ST. PAUL, Minn. (AP) — It took years, many false starts and a veto of prior legislation, but Minnesota medical marijuana advocates finally succeeded in getting a bill that's on track to become law in a matter of days.
Now comes the hard part: Setting up a system to administer the drug by July 1, 2015.
"The timeline is very aggressive," said Health Commissioner Ed Ehlinger, whose agency will oversee the program. "This has high visibility. It's controversial. And both sides will be watching."
Other trouble spots could be provisions that might keep some doctors and patients from participating, or make it difficult for companies interested in making or dispensing the drug to make enough money to join the program.
For all that, Ehlinger praised the agreement reached Thursday by House and Senate negotiators. A pediatrician and internal-medicine specialist, Ehlinger likes the requirement that doctors collect data on how the treatments work and must submit them to the state Health Department.
"We're going to get some data that no one else has," Ehlinger said. "Other states are reeling because they don't have data. Some people might criticize our program as the most restrictive in the country. But the approach is reasoned to get us where we want to go more safely, and perhaps, more quickly."
Minnesota's legislation makes it the only state to explicitly ban smoking the drug. It also prohibits patient access to plant material. Instead, the drug would be available in oil, pill and vapor form.

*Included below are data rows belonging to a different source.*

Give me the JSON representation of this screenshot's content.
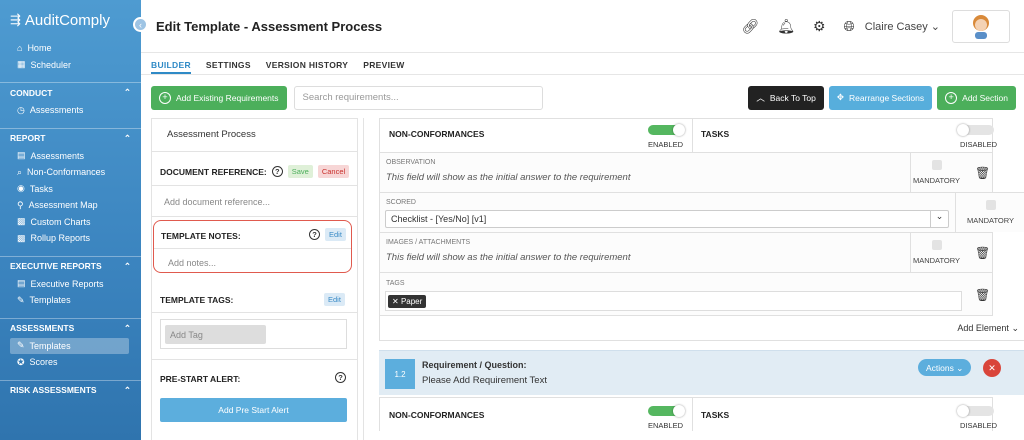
{
  "brand": {
    "name": "AuditComply"
  },
  "sidebar": {
    "top_items": [
      {
        "label": "Home"
      },
      {
        "label": "Scheduler"
      }
    ],
    "sections": [
      {
        "title": "CONDUCT",
        "items": [
          {
            "label": "Assessments"
          }
        ]
      },
      {
        "title": "REPORT",
        "items": [
          {
            "label": "Assessments"
          },
          {
            "label": "Non-Conformances"
          },
          {
            "label": "Tasks"
          },
          {
            "label": "Assessment Map"
          },
          {
            "label": "Custom Charts"
          },
          {
            "label": "Rollup Reports"
          }
        ]
      },
      {
        "title": "EXECUTIVE REPORTS",
        "items": [
          {
            "label": "Executive Reports"
          },
          {
            "label": "Templates"
          }
        ]
      },
      {
        "title": "ASSESSMENTS",
        "items": [
          {
            "label": "Templates"
          },
          {
            "label": "Scores"
          }
        ]
      },
      {
        "title": "RISK ASSESSMENTS"
      }
    ]
  },
  "header": {
    "title": "Edit Template - Assessment Process",
    "user": "Claire Casey"
  },
  "tabs": [
    {
      "label": "BUILDER"
    },
    {
      "label": "SETTINGS"
    },
    {
      "label": "VERSION HISTORY"
    },
    {
      "label": "PREVIEW"
    }
  ],
  "toolbar": {
    "add_existing": "Add Existing Requirements",
    "search_placeholder": "Search requirements...",
    "back_to_top": "Back To Top",
    "rearrange": "Rearrange Sections",
    "add_section": "Add Section"
  },
  "left": {
    "template_name": "Assessment Process",
    "doc_ref_label": "DOCUMENT REFERENCE:",
    "save": "Save",
    "cancel": "Cancel",
    "doc_ref_placeholder": "Add document reference...",
    "notes_label": "TEMPLATE NOTES:",
    "edit": "Edit",
    "notes_placeholder": "Add notes...",
    "tags_label": "TEMPLATE TAGS:",
    "tag_placeholder": "Add Tag",
    "alert_label": "PRE-START ALERT:",
    "alert_button": "Add Pre Start Alert"
  },
  "right": {
    "nonconf": "NON-CONFORMANCES",
    "tasks": "TASKS",
    "enabled": "ENABLED",
    "disabled": "DISABLED",
    "observation": "OBSERVATION",
    "initial_answer": "This field will show as the initial answer to the requirement",
    "mandatory": "MANDATORY",
    "scored": "SCORED",
    "scored_value": "Checklist - [Yes/No] [v1]",
    "images": "IMAGES / ATTACHMENTS",
    "tags": "TAGS",
    "tag_chip": "Paper",
    "add_element": "Add Element",
    "req_number": "1.2",
    "req_label": "Requirement / Question:",
    "req_text": "Please Add Requirement Text",
    "actions": "Actions"
  }
}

Eight medical conditions would qualify for treatment, including cancer, glaucoma and AIDS, with a possible ninth if the health commissioner acts on a House amendment requesting that "intractable pain" be considered as a justification. The terminally ill also could qualify.
Patients would receive an identification number if a doctor, a physician assistant or advanced-practice registered nurse certified a qualifying illness existed. Health-care providers would provide treatment data to the Minnesota Department of Health to enable researchers and policymakers to determine the medical effects of cannabis treatment.
Twenty-one other states and the District of Columbia have legalized marijuana for medical use.
The toughest task for Minnesota will be creating the structure that governs the doctor-patient-Health Department relationship, said Dr. Steve Jenison, who was the first medical director of New Mexico's medical-cannabis program. He served in that role from 2007-10.
"Part of it is going to depend on how well and efficiently the state enrolls people in the program, because that's the market," Jenison said in a phone interview. The New Mexico Health Department doesn't collect patient-treatment data, nor is it responsible for defining marijuana products and their doses as the Minnesota Health Department would be, Jenison said.
The data collection could affect how many people sign up for the program, said Robert Capecchi, deputy director of state policies for the Washington, D.C.-based Marijuana Policy Project, which advocates legalizing marijuana. He said the reporting requirements will require more of doctors' time, more doctor visits for patients, and because insurance won't cover medical marijuana, more money coming out of patient pockets.
"These restrictions could limit physician participation, which would have a direct effect on how many patients are able to be certified to access marijuana from the points of distribution," Capecchi said.
Sen. Branden Petersen, R-Andover, questioned whether participation in Minnesota's program will be financially viable for manufacturers and distributors. During debate in conference committee, he cited a fiscal note that used Arizona as a model to project Minnesota enrollment at 5,020 people per year. But the fiscal note said Minnesota may fall short of that "because Arizona permits cannabis to be smoked while this legislation does not."
"It just doesn't add up and ultimately it might not end up serving anybody," Petersen said.
Not necessarily, said Capecchi, of the Marijuana Policy Project. The D.C. program also has a limited population and includes only four qualifying conditions, yet still sustains multiple cultivators and dispensaries.
"I understand that there are vast geographic differences between D.C. and Minnesota, so I think that Sen. Petersen's concerns were and continue to be very valid and it's an issue that should be watched closely moving forward," Capecchi said.